For instance one night after a graduation dinner me and my flat mates at one in the morning decided to climb the hill in the park. This particular hill had an amazing view of downtown Sydney. This spur of the moment decision ended up being an amazing morning; we said goodbye to one of our flat mates and spoke of the moments that had shaped us as we watched the lights of the city dance like fireflies. After the tales were over we sat in silence-the only noise coming from the cars passing through the nearby highway, the raindrops began to trickle and began to blur the city lights as I asked beneath my breath, “Why didn’t we do this more often?” to which my friend responded with, “because its easier not to.”

Isn’t that the truth?

That particular moment brought us closer together and fostered many laughs-(especially since I ended up falling down the hill as we descended which was actually really funny) and it all could’ve been so easily lost. This memory wouldn’t of happened if we simply decided that it was too cold and too late at night to do so.

So this summer I want to live in these moments. In these moments that involve risk and discomfort  because they all hold the power to become a great moment, memory and story. I’ll learn to let the quietness and occasional solitude reap contentment, and I hope to create more intentional moments with my family.

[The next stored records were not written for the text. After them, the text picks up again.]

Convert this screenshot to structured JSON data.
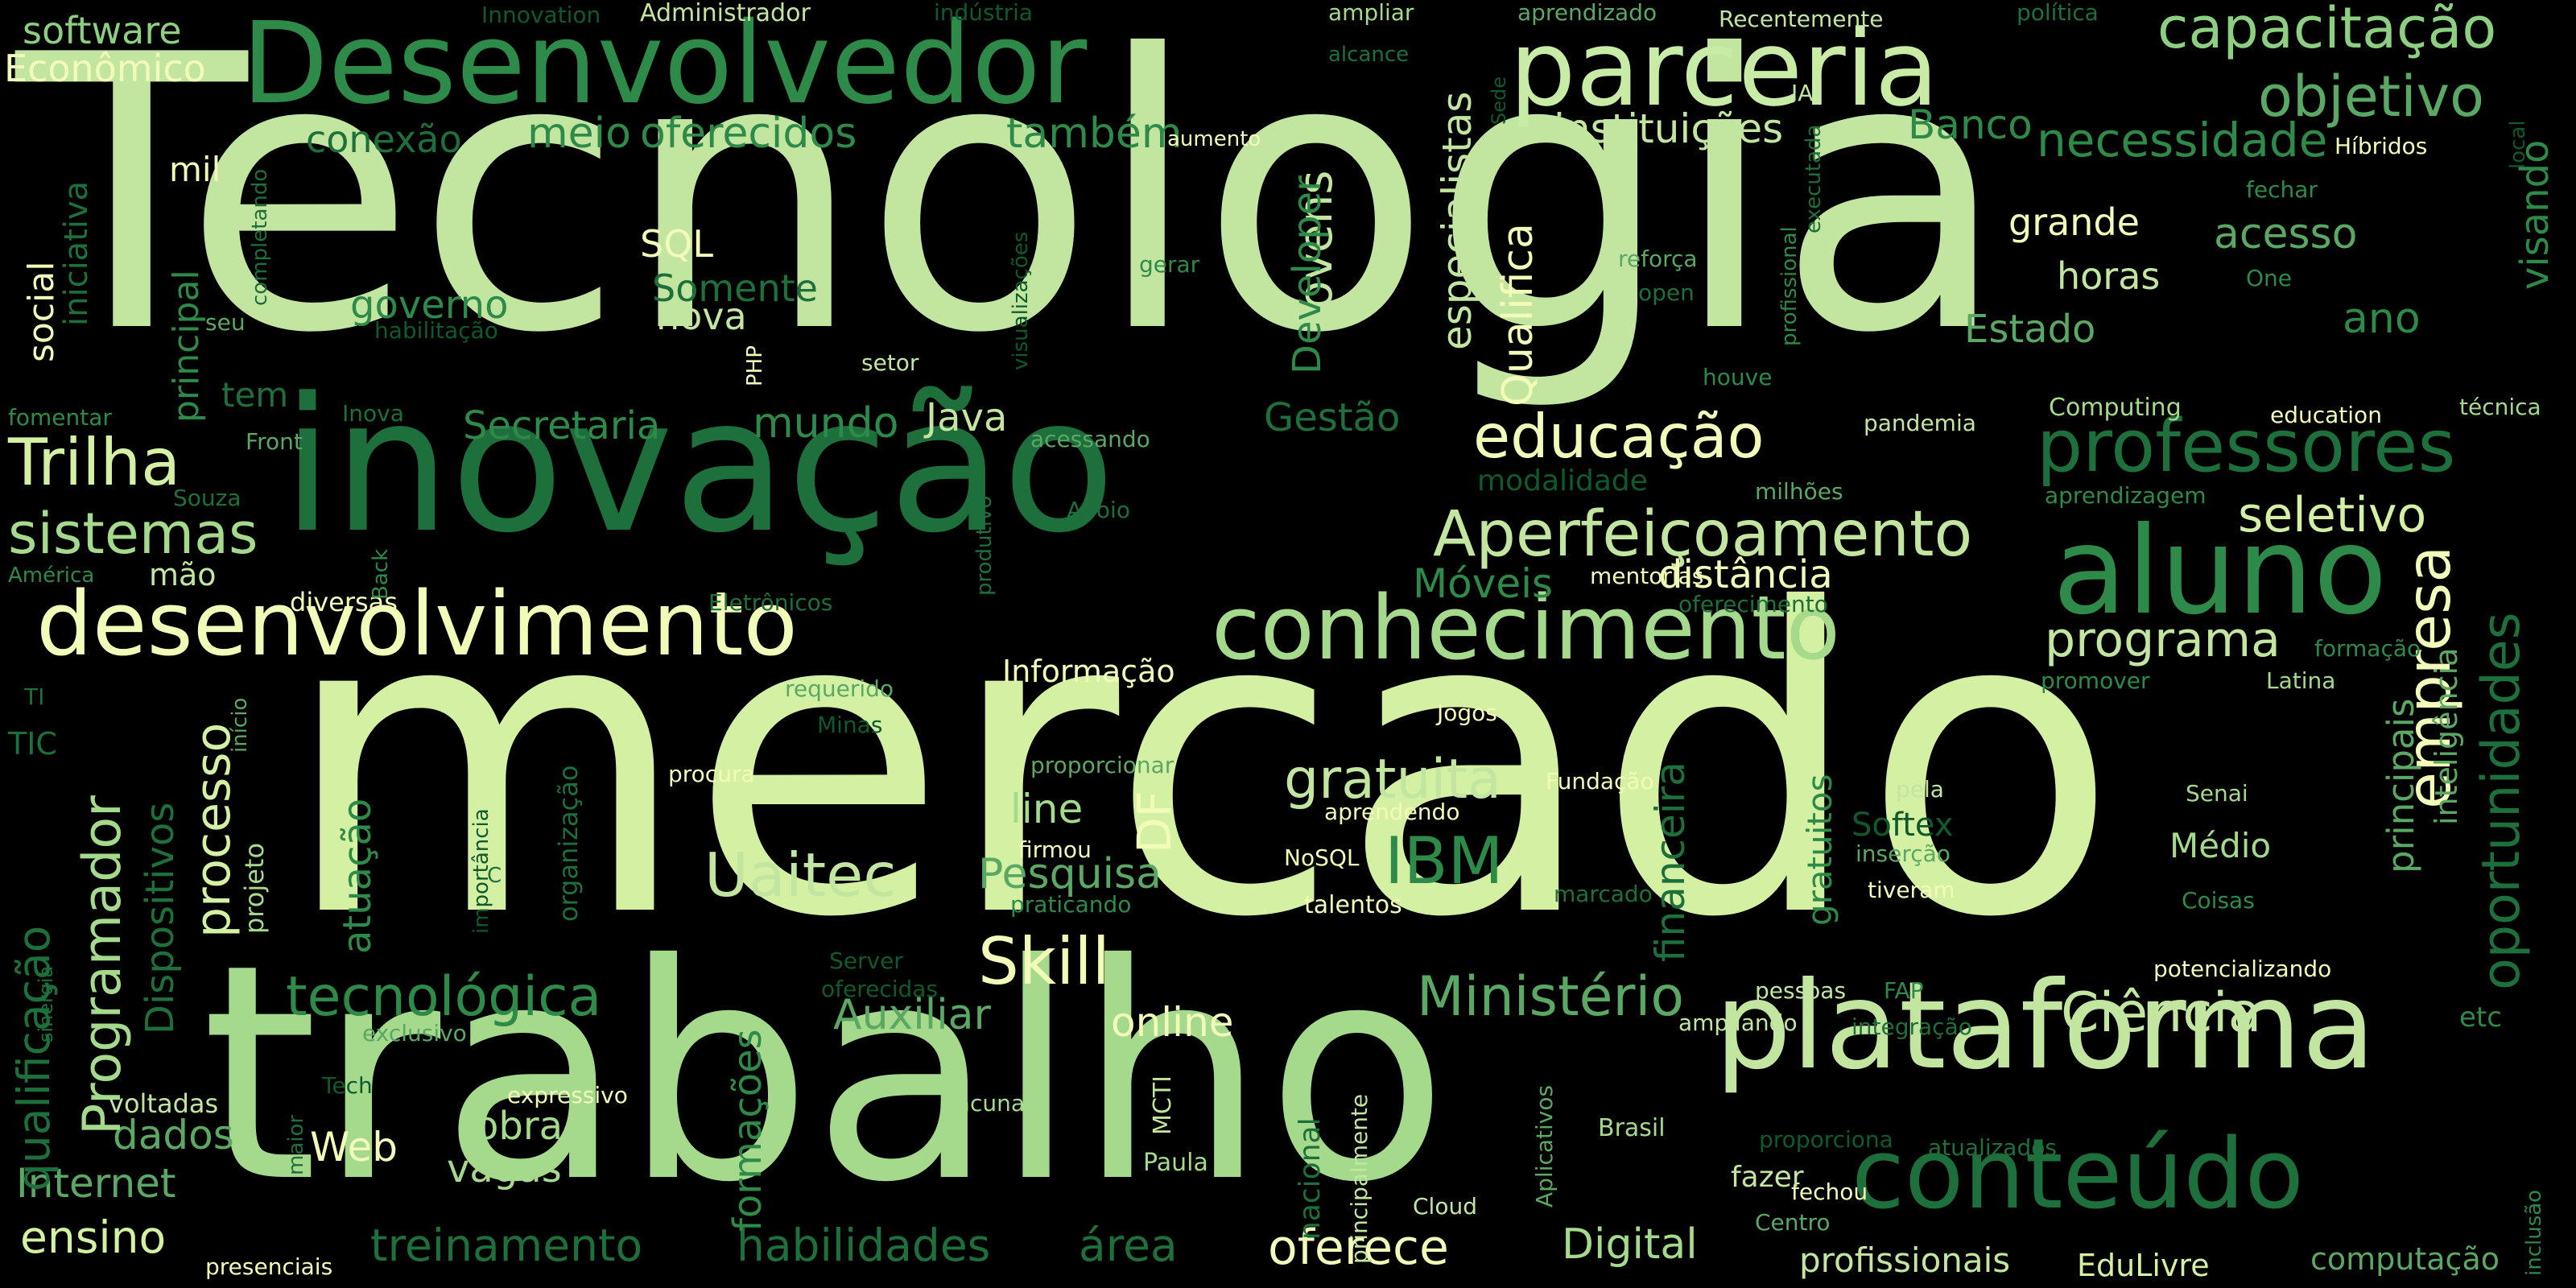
{
  "palette": {
    "background": "#000000",
    "lightest": "#f3fbb8",
    "light": "#d4f0a3",
    "pale_green": "#bfe59a",
    "mid_green": "#8ccf80",
    "green": "#5aa864",
    "dark_green": "#2e8a48",
    "deep_green": "#1d6f3b",
    "darkest_green": "#0f5a2d"
  },
  "words": [
    {
      "text": "Tecnologia",
      "color": "#c2e6a0"
    },
    {
      "text": "mercado",
      "color": "#d4f0a3"
    },
    {
      "text": "trabalho",
      "color": "#a5da8d"
    },
    {
      "text": "inovação",
      "color": "#1d6f3b"
    },
    {
      "text": "Desenvolvedor",
      "color": "#2e8a48"
    },
    {
      "text": "parceria",
      "color": "#c8eba5"
    },
    {
      "text": "plataforma",
      "color": "#c2e6a0"
    },
    {
      "text": "conhecimento",
      "color": "#a5da8d"
    },
    {
      "text": "desenvolvimento",
      "color": "#f3fbb8"
    },
    {
      "text": "aluno",
      "color": "#2e8a48"
    },
    {
      "text": "conteúdo",
      "color": "#1d6f3b"
    },
    {
      "text": "professores",
      "color": "#1d6f3b"
    },
    {
      "text": "capacitação",
      "color": "#8ccf80"
    },
    {
      "text": "objetivo",
      "color": "#5aa864"
    },
    {
      "text": "necessidade",
      "color": "#2e8a48"
    },
    {
      "text": "instituições",
      "color": "#c2e6a0"
    },
    {
      "text": "Banco",
      "color": "#2e8a48"
    },
    {
      "text": "educação",
      "color": "#f3fbb8"
    },
    {
      "text": "Aperfeiçoamento",
      "color": "#c2e6a0"
    },
    {
      "text": "Trilha",
      "color": "#d4f0a3"
    },
    {
      "text": "sistemas",
      "color": "#a5da8d"
    },
    {
      "text": "Uaitec",
      "color": "#c2e6a0"
    },
    {
      "text": "Skill",
      "color": "#f3fbb8"
    },
    {
      "text": "IBM",
      "color": "#2e8a48"
    },
    {
      "text": "gratuita",
      "color": "#c2e6a0"
    },
    {
      "text": "Ministério",
      "color": "#5aa864"
    },
    {
      "text": "tecnológica",
      "color": "#2e8a48"
    },
    {
      "text": "Ciência",
      "color": "#c2e6a0"
    },
    {
      "text": "programa",
      "color": "#c2e6a0"
    },
    {
      "text": "empresa",
      "color": "#f3fbb8"
    },
    {
      "text": "oportunidades",
      "color": "#1d6f3b"
    },
    {
      "text": "seletivo",
      "color": "#d4f0a3"
    },
    {
      "text": "distância",
      "color": "#f3fbb8"
    },
    {
      "text": "Móveis",
      "color": "#2e8a48"
    },
    {
      "text": "treinamento",
      "color": "#1d6f3b"
    },
    {
      "text": "habilidades",
      "color": "#1d6f3b"
    },
    {
      "text": "área",
      "color": "#1d6f3b"
    },
    {
      "text": "oferece",
      "color": "#f3fbb8"
    },
    {
      "text": "Digital",
      "color": "#a5da8d"
    },
    {
      "text": "profissionais",
      "color": "#c2e6a0"
    },
    {
      "text": "EduLivre",
      "color": "#d4f0a3"
    },
    {
      "text": "computação",
      "color": "#5aa864"
    },
    {
      "text": "ensino",
      "color": "#d4f0a3"
    },
    {
      "text": "Internet",
      "color": "#5aa864"
    },
    {
      "text": "dados",
      "color": "#5aa864"
    },
    {
      "text": "Programador",
      "color": "#a5da8d"
    },
    {
      "text": "qualificação",
      "color": "#1d6f3b"
    },
    {
      "text": "processo",
      "color": "#d4f0a3"
    },
    {
      "text": "Dispositivos",
      "color": "#1d6f3b"
    },
    {
      "text": "atuação",
      "color": "#2e8a48"
    },
    {
      "text": "jovens",
      "color": "#c2e6a0"
    },
    {
      "text": "Developer",
      "color": "#2e8a48"
    },
    {
      "text": "especialistas",
      "color": "#c2e6a0"
    },
    {
      "text": "Qualifica",
      "color": "#f3fbb8"
    },
    {
      "text": "financeira",
      "color": "#1d6f3b"
    },
    {
      "text": "principais",
      "color": "#5aa864"
    },
    {
      "text": "inteligência",
      "color": "#5aa864"
    },
    {
      "text": "gratuitos",
      "color": "#2e8a48"
    },
    {
      "text": "formações",
      "color": "#2e8a48"
    },
    {
      "text": "Pesquisa",
      "color": "#5aa864"
    },
    {
      "text": "Auxiliar",
      "color": "#5aa864"
    },
    {
      "text": "online",
      "color": "#f3fbb8"
    },
    {
      "text": "line",
      "color": "#a5da8d"
    },
    {
      "text": "DF",
      "color": "#f3fbb8"
    },
    {
      "text": "obra",
      "color": "#a5da8d"
    },
    {
      "text": "vagas",
      "color": "#a5da8d"
    },
    {
      "text": "Web",
      "color": "#f3fbb8"
    },
    {
      "text": "meio",
      "color": "#2e8a48"
    },
    {
      "text": "oferecidos",
      "color": "#2e8a48"
    },
    {
      "text": "também",
      "color": "#2e8a48"
    },
    {
      "text": "conexão",
      "color": "#1d6f3b"
    },
    {
      "text": "governo",
      "color": "#2e8a48"
    },
    {
      "text": "Somente",
      "color": "#1d6f3b"
    },
    {
      "text": "nova",
      "color": "#c2e6a0"
    },
    {
      "text": "SQL",
      "color": "#f3fbb8"
    },
    {
      "text": "Secretaria",
      "color": "#2e8a48"
    },
    {
      "text": "mundo",
      "color": "#2e8a48"
    },
    {
      "text": "Java",
      "color": "#c2e6a0"
    },
    {
      "text": "Gestão",
      "color": "#1d6f3b"
    },
    {
      "text": "grande",
      "color": "#f3fbb8"
    },
    {
      "text": "acesso",
      "color": "#5aa864"
    },
    {
      "text": "horas",
      "color": "#c2e6a0"
    },
    {
      "text": "ano",
      "color": "#2e8a48"
    },
    {
      "text": "Estado",
      "color": "#5aa864"
    },
    {
      "text": "visando",
      "color": "#2e8a48"
    },
    {
      "text": "software",
      "color": "#8ccf80"
    },
    {
      "text": "Econômico",
      "color": "#f3fbb8"
    },
    {
      "text": "mil",
      "color": "#f3fbb8"
    },
    {
      "text": "social",
      "color": "#f3fbb8"
    },
    {
      "text": "iniciativa",
      "color": "#1d6f3b"
    },
    {
      "text": "principal",
      "color": "#2e8a48"
    },
    {
      "text": "tem",
      "color": "#1d6f3b"
    },
    {
      "text": "mão",
      "color": "#c2e6a0"
    },
    {
      "text": "TIC",
      "color": "#1d6f3b"
    },
    {
      "text": "Médio",
      "color": "#a5da8d"
    },
    {
      "text": "Softex",
      "color": "#0f5a2d"
    },
    {
      "text": "modalidade",
      "color": "#0f5a2d"
    },
    {
      "text": "Informação",
      "color": "#f3fbb8"
    },
    {
      "text": "Innovation",
      "color": "#0f5a2d"
    },
    {
      "text": "Administrador",
      "color": "#c2e6a0"
    },
    {
      "text": "indústria",
      "color": "#0f5a2d"
    },
    {
      "text": "ampliar",
      "color": "#a5da8d"
    },
    {
      "text": "aprendizado",
      "color": "#5aa864"
    },
    {
      "text": "Recentemente",
      "color": "#c2e6a0"
    },
    {
      "text": "política",
      "color": "#1d6f3b"
    },
    {
      "text": "alcance",
      "color": "#1d6f3b"
    },
    {
      "text": "IA",
      "color": "#c2e6a0"
    },
    {
      "text": "local",
      "color": "#0f5a2d"
    },
    {
      "text": "Híbridos",
      "color": "#f3fbb8"
    },
    {
      "text": "aumento",
      "color": "#f3fbb8"
    },
    {
      "text": "fechar",
      "color": "#2e8a48"
    },
    {
      "text": "One",
      "color": "#2e8a48"
    },
    {
      "text": "reforça",
      "color": "#5aa864"
    },
    {
      "text": "open",
      "color": "#1d6f3b"
    },
    {
      "text": "houve",
      "color": "#2e8a48"
    },
    {
      "text": "Computing",
      "color": "#a5da8d"
    },
    {
      "text": "education",
      "color": "#f3fbb8"
    },
    {
      "text": "técnica",
      "color": "#a5da8d"
    },
    {
      "text": "pandemia",
      "color": "#c2e6a0"
    },
    {
      "text": "milhões",
      "color": "#5aa864"
    },
    {
      "text": "aprendizagem",
      "color": "#2e8a48"
    },
    {
      "text": "Jogos",
      "color": "#f3fbb8"
    },
    {
      "text": "Latina",
      "color": "#a5da8d"
    },
    {
      "text": "promover",
      "color": "#2e8a48"
    },
    {
      "text": "formação",
      "color": "#2e8a48"
    },
    {
      "text": "Fundação",
      "color": "#f3fbb8"
    },
    {
      "text": "pela",
      "color": "#c2e6a0"
    },
    {
      "text": "Senai",
      "color": "#a5da8d"
    },
    {
      "text": "inserção",
      "color": "#5aa864"
    },
    {
      "text": "tiveram",
      "color": "#f3fbb8"
    },
    {
      "text": "Coisas",
      "color": "#2e8a48"
    },
    {
      "text": "marcado",
      "color": "#1d6f3b"
    },
    {
      "text": "potencializando",
      "color": "#f3fbb8"
    },
    {
      "text": "pessoas",
      "color": "#c2e6a0"
    },
    {
      "text": "FAP",
      "color": "#2e8a48"
    },
    {
      "text": "ampliando",
      "color": "#c2e6a0"
    },
    {
      "text": "integração",
      "color": "#1d6f3b"
    },
    {
      "text": "etc",
      "color": "#2e8a48"
    },
    {
      "text": "Brasil",
      "color": "#a5da8d"
    },
    {
      "text": "proporciona",
      "color": "#0f5a2d"
    },
    {
      "text": "atualizados",
      "color": "#1d6f3b"
    },
    {
      "text": "fechou",
      "color": "#f3fbb8"
    },
    {
      "text": "fazer",
      "color": "#c2e6a0"
    },
    {
      "text": "Centro",
      "color": "#5aa864"
    },
    {
      "text": "inclusão",
      "color": "#2e8a48"
    },
    {
      "text": "Cloud",
      "color": "#c2e6a0"
    },
    {
      "text": "Aplicativos",
      "color": "#5aa864"
    },
    {
      "text": "principalmente",
      "color": "#c2e6a0"
    },
    {
      "text": "nacional",
      "color": "#1d6f3b"
    },
    {
      "text": "Paula",
      "color": "#a5da8d"
    },
    {
      "text": "MCTI",
      "color": "#c2e6a0"
    },
    {
      "text": "lacunas",
      "color": "#a5da8d"
    },
    {
      "text": "expressivo",
      "color": "#f3fbb8"
    },
    {
      "text": "maior",
      "color": "#1d6f3b"
    },
    {
      "text": "voltadas",
      "color": "#c2e6a0"
    },
    {
      "text": "Tech",
      "color": "#0f5a2d"
    },
    {
      "text": "exclusivo",
      "color": "#5aa864"
    },
    {
      "text": "sinergia",
      "color": "#1d6f3b"
    },
    {
      "text": "presenciais",
      "color": "#f3fbb8"
    },
    {
      "text": "Server",
      "color": "#0f5a2d"
    },
    {
      "text": "oferecidas",
      "color": "#0f5a2d"
    },
    {
      "text": "talentos",
      "color": "#f3fbb8"
    },
    {
      "text": "praticando",
      "color": "#2e8a48"
    },
    {
      "text": "firmou",
      "color": "#f3fbb8"
    },
    {
      "text": "NoSQL",
      "color": "#f3fbb8"
    },
    {
      "text": "aprendendo",
      "color": "#f3fbb8"
    },
    {
      "text": "proporcionar",
      "color": "#5aa864"
    },
    {
      "text": "procura",
      "color": "#f3fbb8"
    },
    {
      "text": "organização",
      "color": "#1d6f3b"
    },
    {
      "text": "importância",
      "color": "#0f5a2d"
    },
    {
      "text": "C",
      "color": "#1d6f3b"
    },
    {
      "text": "projeto",
      "color": "#a5da8d"
    },
    {
      "text": "início",
      "color": "#5aa864"
    },
    {
      "text": "requerido",
      "color": "#5aa864"
    },
    {
      "text": "Minas",
      "color": "#0f5a2d"
    },
    {
      "text": "TI",
      "color": "#1d6f3b"
    },
    {
      "text": "Eletrônicos",
      "color": "#1d6f3b"
    },
    {
      "text": "diversas",
      "color": "#f3fbb8"
    },
    {
      "text": "América",
      "color": "#2e8a48"
    },
    {
      "text": "Back",
      "color": "#2e8a48"
    },
    {
      "text": "Souza",
      "color": "#1d6f3b"
    },
    {
      "text": "Front",
      "color": "#5aa864"
    },
    {
      "text": "fomentar",
      "color": "#2e8a48"
    },
    {
      "text": "Inova",
      "color": "#1d6f3b"
    },
    {
      "text": "Apoio",
      "color": "#1d6f3b"
    },
    {
      "text": "produtivo",
      "color": "#1d6f3b"
    },
    {
      "text": "acessando",
      "color": "#5aa864"
    },
    {
      "text": "PHP",
      "color": "#f3fbb8"
    },
    {
      "text": "setor",
      "color": "#c2e6a0"
    },
    {
      "text": "visualizações",
      "color": "#0f5a2d"
    },
    {
      "text": "gerar",
      "color": "#2e8a48"
    },
    {
      "text": "completando",
      "color": "#1d6f3b"
    },
    {
      "text": "seu",
      "color": "#5aa864"
    },
    {
      "text": "habilitação",
      "color": "#0f5a2d"
    },
    {
      "text": "Sede",
      "color": "#0f5a2d"
    },
    {
      "text": "profissional",
      "color": "#2e8a48"
    },
    {
      "text": "executada",
      "color": "#1d6f3b"
    },
    {
      "text": "mentorias",
      "color": "#f3fbb8"
    },
    {
      "text": "oferecimento",
      "color": "#1d6f3b"
    }
  ]
}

What about you friend, what story do you want to tell? What risks do you need to take?

All my love,



2 thoughts on “Pancakes and a Sunrise”

  1. Your quote, “I tend to miss moments because of laziness, insecurity and apathy, and surely this isn’t the way that it should be.” truly hit home. I hate to drive, and sometimes I regret all the scenic drives, all the family birthday parties, and all that life has to offer. Thank you for sharing this honest post.

    1. W.S. Thank you so much for reading, sometimes I feel like I am just sending things into this giant void that is the internet. I will keep you in prayer, as we both learn to live brave lives and take chances. I pray that we both begin to enjoy all the little things.